Adam Bodnar zwraca uwagę, że po ogłoszeniu tego wyroku polscy kredytobiorcy zaczęli otrzymywać od banków informacje, że orzeczenie to dotyczyło wyłącznie interpretacji przepisów europejskich, a nie polskiej ustawy o kredycie konsumenckim. A poza tym wiąże ono wyłącznie sąd, który zwrócił się z pytaniem prejudycjalnym, dlatego też nie istnieją uzasadnione podstawy do rozliczenia kosztów kredytu w przypadku jego wcześniejszej spłaty. Rzecznik z tym stanowiskiem się nie zgadza.

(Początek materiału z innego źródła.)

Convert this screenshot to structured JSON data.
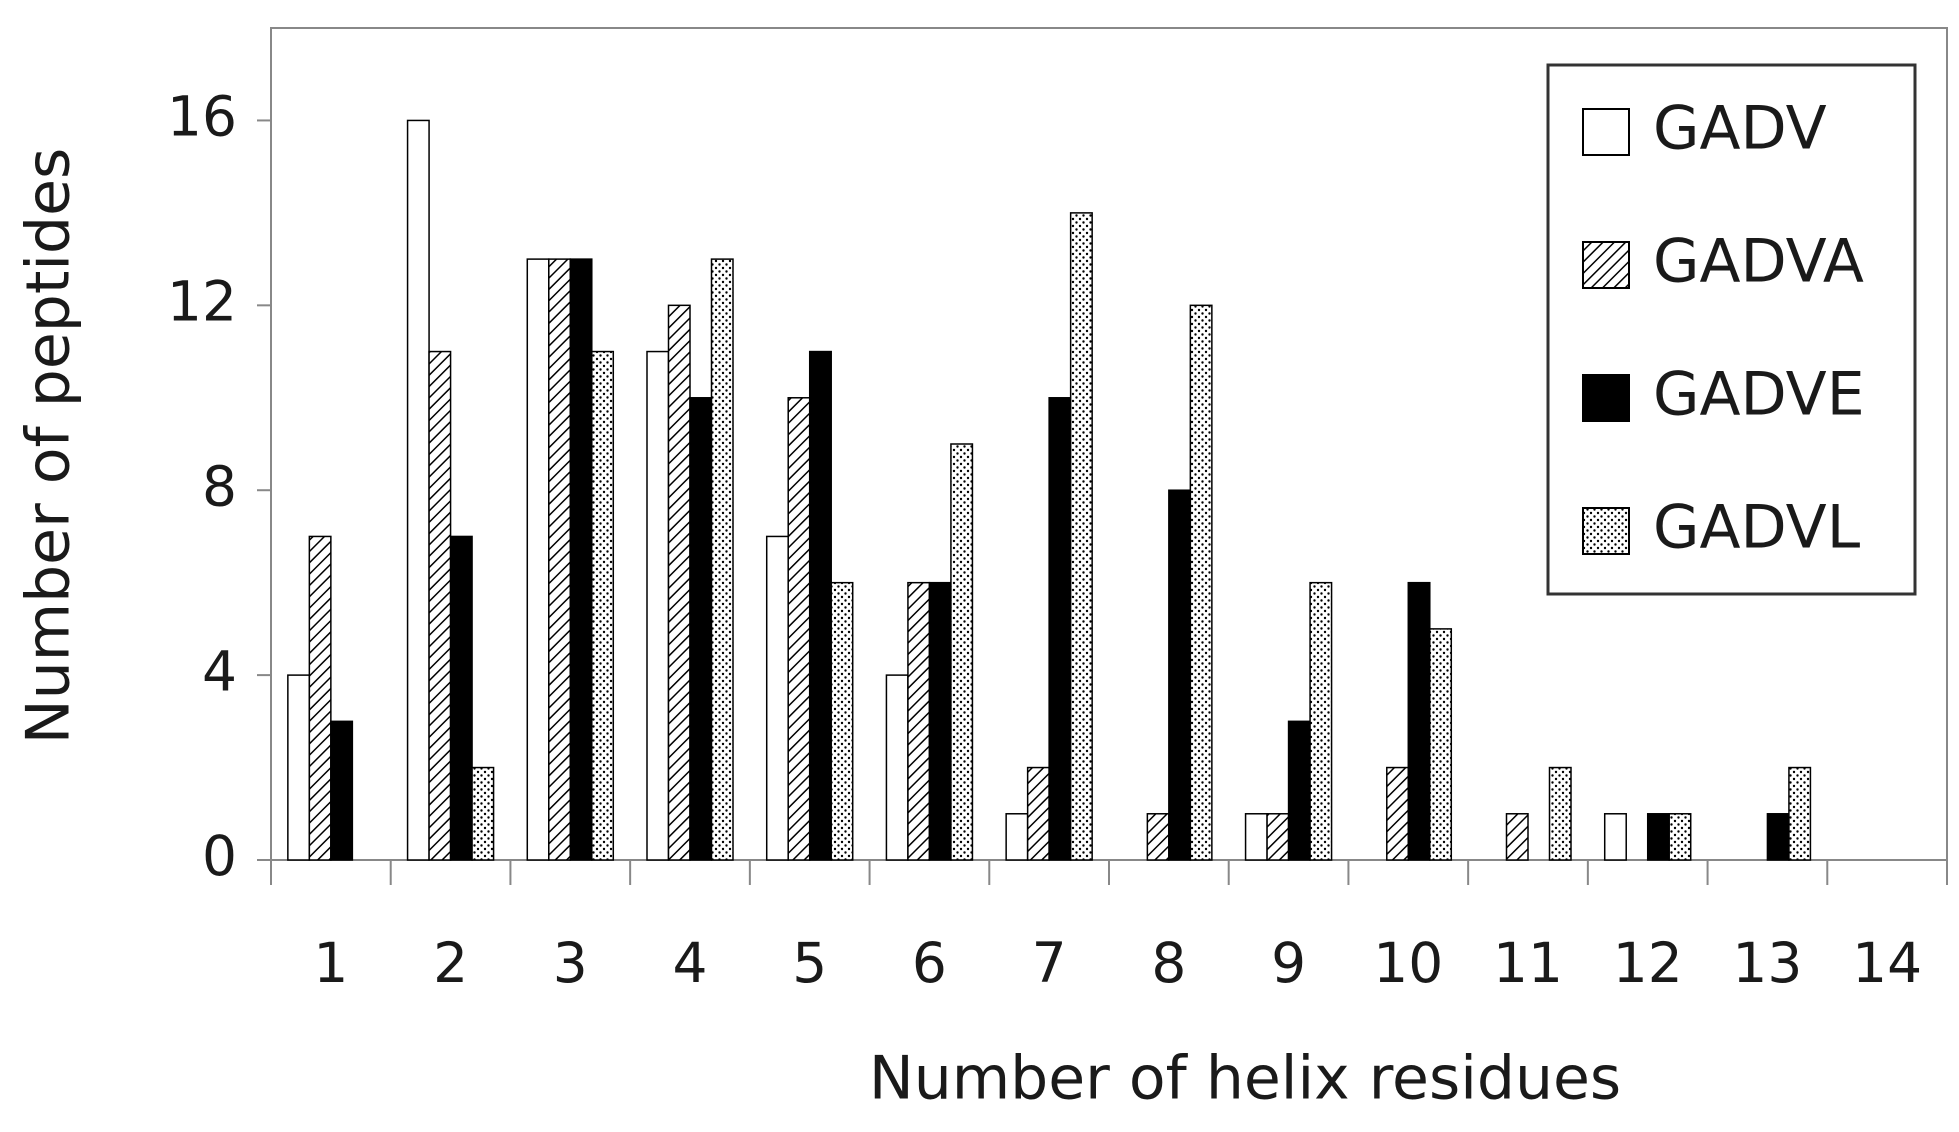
{
  "chart_data": {
    "type": "bar",
    "x_label": "Number of helix residues",
    "y_label": "Number of peptides",
    "categories": [
      "1",
      "2",
      "3",
      "4",
      "5",
      "6",
      "7",
      "8",
      "9",
      "10",
      "11",
      "12",
      "13",
      "14"
    ],
    "series": [
      {
        "name": "GADV",
        "color": "#ffffff",
        "pattern": "none",
        "values": [
          4,
          16,
          13,
          11,
          7,
          4,
          1,
          0,
          1,
          0,
          0,
          1,
          0,
          0
        ]
      },
      {
        "name": "GADVA",
        "color": "#ffffff",
        "pattern": "hatch",
        "values": [
          7,
          11,
          13,
          12,
          10,
          6,
          2,
          1,
          1,
          2,
          1,
          0,
          0,
          0
        ]
      },
      {
        "name": "GADVE",
        "color": "#000000",
        "pattern": "none",
        "values": [
          3,
          7,
          13,
          10,
          11,
          6,
          10,
          8,
          3,
          6,
          0,
          1,
          1,
          0
        ]
      },
      {
        "name": "GADVL",
        "color": "#ffffff",
        "pattern": "dots",
        "values": [
          0,
          2,
          11,
          13,
          6,
          9,
          14,
          12,
          6,
          5,
          2,
          1,
          2,
          0
        ]
      }
    ],
    "ylim": [
      0,
      18
    ],
    "yticks": [
      0,
      4,
      8,
      12,
      16
    ],
    "grid": false,
    "legend": "upper right"
  }
}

„Wyroki TSUE wiążą w zakresie interpretacji dyrektyw unijnych wszystkie organy państwa krajowego, w tym przede wszystkim sądy. Wynika to z Traktatu o Unii Europejskiej (zasada lojalnej współpracy, o której stanowi art. 4 ust. 3)” – wskazuje Bodnar w swym stanowisku adresowanym do Związku Banków Polskich. I podkreśla, że działania banków mogą budzić także wątpliwości w aspekcie ochrony zbiorowych interesów konsumentów. Zatem należy rozważyć, czy taka praktyka banków nie stanowi nieuczciwej praktyki rynkowej, wprowadzającej konsumentów w błąd w zakresie przysługującej im ochrony prawnej. O sytuacji RPO poinformował również prezesa Urzędu Ochrony Konkurencji i Konsumentów oraz rzecznika finansowego.
Konsumenci skarżą się już także na niewłaściwe interpretowanie orzecznictwa TSUE co do tzw. kredytów frankowych.